I've been asked to comment on the news story about Patrick O'Donnell, a former priest of the Spokane Diocese and the Seattle Archdiocese, who settled for $600,000 to avoid a civil trial against 24 people who claim to have been sexually abused by him, though a total of 66 came forward. The abuse is not the subject of the current inquiry; he has admitted it and apologized. The current inquiry regards the extent to which the Seattle Archdiocese knew of his proclivities when it accepted his transfer from Spokane. In court on May 18, retired Archbishop Raymond Hunthausen denied having known of O'Donnell's past, though O'Donnell was transferred from Spokane to Seattle for the express purpose of undergoing treatment for deviancy according to a Seattle Times report. Presumably the purpose of the inquiry is to establish how much liability the Seattle Archdiocese might be ordered to assume.

I can't comment directly on the inquiry because I wasn't there at the time and I don't know any of the people involved. I can comment on an observation of the case made by a friend; that tragedy is bound to result when the Church expects certain humans--as a matter of routine--to practice superhuman virtue. And this is true. The Church was founded in part on tragedy, the tragedy of the Cross, when a Man was put to death by people who more or less willfully misunderstood his virtues.

To live the perfect hope, perfect faith, perfect charity, perfect obedience, perfect humility, perfect chastity, and perfect poverty that priests are called for is, humanly speaking, simply impossible. They are called in the hope that they will do these things, not with their own strength alone, but with assistance from God, who promised to help those who serve. As a matter of faith, the assistance is there. As a matter of practice and of human weakness, not all priests unfailingly avail themselves of it. But to focus on the failures is not the main point for persons of faith. It requires no faith to hold forth on failure. Failure is, and the focus of faith is that which is not yet. Did Patrick O'Donnell merit any faith being placed in his ability to recover? Possibly not; but faith is not--or should not--be meted out solely on the basis of merit. The purest faith is that which is blind to merit.

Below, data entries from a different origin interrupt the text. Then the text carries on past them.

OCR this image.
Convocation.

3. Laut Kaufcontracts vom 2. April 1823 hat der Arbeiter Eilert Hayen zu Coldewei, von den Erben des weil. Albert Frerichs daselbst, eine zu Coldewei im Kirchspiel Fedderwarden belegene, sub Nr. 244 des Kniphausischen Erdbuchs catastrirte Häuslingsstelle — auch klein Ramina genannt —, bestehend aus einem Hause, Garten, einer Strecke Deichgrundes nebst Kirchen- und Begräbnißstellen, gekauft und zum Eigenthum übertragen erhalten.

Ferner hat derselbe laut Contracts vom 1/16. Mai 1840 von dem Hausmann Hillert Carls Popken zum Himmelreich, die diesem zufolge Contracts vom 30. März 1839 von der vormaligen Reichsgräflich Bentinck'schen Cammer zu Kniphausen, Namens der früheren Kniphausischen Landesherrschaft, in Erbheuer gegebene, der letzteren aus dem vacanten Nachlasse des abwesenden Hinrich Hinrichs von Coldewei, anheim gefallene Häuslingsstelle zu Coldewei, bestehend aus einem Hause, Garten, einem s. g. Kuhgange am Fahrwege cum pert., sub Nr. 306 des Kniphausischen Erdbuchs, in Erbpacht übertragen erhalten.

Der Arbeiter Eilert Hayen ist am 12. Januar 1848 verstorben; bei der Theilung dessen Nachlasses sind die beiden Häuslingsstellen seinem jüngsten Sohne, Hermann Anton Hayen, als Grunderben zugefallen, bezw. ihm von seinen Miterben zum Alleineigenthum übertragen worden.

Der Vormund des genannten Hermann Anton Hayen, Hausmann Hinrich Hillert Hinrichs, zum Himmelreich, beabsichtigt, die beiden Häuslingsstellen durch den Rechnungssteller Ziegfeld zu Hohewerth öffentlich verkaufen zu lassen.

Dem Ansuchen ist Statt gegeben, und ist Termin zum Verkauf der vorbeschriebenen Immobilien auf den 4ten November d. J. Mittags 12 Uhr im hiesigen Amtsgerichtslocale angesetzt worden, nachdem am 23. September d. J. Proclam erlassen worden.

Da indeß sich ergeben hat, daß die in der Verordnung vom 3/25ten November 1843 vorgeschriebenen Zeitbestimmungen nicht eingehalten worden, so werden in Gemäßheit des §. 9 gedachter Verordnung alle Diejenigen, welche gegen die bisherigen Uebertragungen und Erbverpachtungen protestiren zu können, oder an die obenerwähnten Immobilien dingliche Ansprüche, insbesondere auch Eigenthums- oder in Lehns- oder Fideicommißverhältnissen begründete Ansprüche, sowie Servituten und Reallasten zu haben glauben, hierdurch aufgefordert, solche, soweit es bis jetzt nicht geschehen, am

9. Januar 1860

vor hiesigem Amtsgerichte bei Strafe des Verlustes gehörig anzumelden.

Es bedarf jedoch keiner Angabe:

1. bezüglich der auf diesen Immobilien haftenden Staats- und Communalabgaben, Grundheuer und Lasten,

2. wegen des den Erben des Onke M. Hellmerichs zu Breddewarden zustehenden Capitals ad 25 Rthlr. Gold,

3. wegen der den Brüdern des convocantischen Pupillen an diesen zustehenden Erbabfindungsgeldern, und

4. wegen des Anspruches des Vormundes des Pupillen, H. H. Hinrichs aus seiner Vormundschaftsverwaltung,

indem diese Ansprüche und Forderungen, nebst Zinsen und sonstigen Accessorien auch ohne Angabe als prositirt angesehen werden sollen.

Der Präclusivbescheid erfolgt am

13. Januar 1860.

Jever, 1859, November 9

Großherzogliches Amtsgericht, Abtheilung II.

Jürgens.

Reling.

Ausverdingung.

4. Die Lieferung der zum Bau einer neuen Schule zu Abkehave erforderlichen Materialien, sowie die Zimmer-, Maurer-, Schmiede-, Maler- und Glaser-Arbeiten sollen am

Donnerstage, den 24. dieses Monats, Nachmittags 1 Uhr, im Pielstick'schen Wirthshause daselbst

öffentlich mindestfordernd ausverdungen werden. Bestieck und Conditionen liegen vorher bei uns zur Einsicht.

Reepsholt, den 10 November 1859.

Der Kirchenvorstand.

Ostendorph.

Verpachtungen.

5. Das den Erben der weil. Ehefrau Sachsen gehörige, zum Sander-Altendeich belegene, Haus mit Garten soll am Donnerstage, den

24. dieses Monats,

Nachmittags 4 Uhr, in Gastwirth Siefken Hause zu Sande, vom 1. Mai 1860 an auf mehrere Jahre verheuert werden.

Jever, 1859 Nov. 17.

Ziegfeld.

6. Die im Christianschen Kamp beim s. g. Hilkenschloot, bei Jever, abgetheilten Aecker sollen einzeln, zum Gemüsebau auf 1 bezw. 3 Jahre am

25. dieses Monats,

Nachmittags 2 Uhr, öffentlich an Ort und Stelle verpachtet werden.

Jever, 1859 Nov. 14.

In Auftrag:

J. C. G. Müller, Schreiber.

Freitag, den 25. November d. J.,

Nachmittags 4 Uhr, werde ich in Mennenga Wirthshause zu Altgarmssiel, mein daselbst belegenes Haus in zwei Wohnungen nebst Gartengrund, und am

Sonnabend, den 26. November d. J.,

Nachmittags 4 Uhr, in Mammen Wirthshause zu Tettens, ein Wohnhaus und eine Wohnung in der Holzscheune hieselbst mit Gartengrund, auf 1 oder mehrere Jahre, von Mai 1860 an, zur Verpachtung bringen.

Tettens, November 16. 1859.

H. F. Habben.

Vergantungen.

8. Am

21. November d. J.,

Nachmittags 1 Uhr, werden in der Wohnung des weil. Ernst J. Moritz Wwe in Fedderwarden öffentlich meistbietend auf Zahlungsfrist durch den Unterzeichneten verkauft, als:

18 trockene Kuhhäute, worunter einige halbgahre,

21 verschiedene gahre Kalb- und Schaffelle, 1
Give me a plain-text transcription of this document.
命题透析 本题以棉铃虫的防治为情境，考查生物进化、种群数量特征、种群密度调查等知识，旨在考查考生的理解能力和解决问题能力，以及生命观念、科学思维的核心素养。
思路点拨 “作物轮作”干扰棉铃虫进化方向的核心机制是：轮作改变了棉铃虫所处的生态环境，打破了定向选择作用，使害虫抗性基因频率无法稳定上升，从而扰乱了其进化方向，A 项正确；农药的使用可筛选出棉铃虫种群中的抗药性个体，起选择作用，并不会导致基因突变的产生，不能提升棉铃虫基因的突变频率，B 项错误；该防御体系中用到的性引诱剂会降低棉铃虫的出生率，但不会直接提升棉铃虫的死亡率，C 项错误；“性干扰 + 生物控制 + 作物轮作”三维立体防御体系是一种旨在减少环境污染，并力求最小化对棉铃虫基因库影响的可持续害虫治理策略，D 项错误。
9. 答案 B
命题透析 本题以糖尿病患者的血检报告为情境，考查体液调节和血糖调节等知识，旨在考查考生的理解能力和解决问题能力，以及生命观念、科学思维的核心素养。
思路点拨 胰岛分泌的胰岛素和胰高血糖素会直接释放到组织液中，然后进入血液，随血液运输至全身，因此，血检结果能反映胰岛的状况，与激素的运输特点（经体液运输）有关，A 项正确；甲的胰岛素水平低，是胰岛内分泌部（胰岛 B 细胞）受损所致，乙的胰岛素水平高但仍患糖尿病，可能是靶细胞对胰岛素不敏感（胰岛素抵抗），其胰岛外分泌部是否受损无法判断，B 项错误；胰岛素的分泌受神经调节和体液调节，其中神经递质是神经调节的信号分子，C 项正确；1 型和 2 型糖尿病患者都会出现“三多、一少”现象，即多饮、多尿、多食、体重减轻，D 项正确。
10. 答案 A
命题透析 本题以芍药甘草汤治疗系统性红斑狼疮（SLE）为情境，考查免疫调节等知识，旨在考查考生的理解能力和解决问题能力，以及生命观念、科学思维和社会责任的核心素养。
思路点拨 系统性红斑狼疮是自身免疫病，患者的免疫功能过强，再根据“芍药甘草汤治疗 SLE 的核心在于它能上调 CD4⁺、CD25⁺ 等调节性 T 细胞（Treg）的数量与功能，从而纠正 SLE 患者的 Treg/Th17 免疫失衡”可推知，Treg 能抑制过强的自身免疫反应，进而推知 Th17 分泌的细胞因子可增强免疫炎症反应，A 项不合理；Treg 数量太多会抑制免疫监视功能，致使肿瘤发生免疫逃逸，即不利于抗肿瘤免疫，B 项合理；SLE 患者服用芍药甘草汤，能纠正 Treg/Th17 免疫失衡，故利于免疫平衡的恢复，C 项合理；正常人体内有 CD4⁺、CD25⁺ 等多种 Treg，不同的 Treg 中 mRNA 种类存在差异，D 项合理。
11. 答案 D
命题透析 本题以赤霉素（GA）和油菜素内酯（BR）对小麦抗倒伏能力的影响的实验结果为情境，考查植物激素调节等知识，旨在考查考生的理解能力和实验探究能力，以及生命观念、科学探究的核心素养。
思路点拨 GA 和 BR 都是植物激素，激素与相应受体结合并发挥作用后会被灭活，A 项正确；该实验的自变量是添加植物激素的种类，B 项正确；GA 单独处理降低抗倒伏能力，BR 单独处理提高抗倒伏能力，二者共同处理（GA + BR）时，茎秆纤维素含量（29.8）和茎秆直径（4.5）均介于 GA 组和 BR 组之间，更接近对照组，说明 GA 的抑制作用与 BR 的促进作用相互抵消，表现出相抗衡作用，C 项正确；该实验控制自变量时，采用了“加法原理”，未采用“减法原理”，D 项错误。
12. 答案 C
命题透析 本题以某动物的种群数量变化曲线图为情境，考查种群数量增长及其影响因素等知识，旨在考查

Prelates like Hunthausen are by the nature of their job in a difficult position. They are asked to demonstrate faith, yet they are also asked to deal with concrete matters such as sexual predation. Practicality says that failure is to be expected; faith says that, despite failures, good can come, even if we don't know what it is, and may not even live to see any of it. Faith is often--usually--betrayed. But it is the nature of faith to seek good even in the ruins wrought by betrayal. Faith has nothing. It is nothing. It possesses nothing and expects nothing; and for these very reasons it alone of all human qualities lays hold of immortality.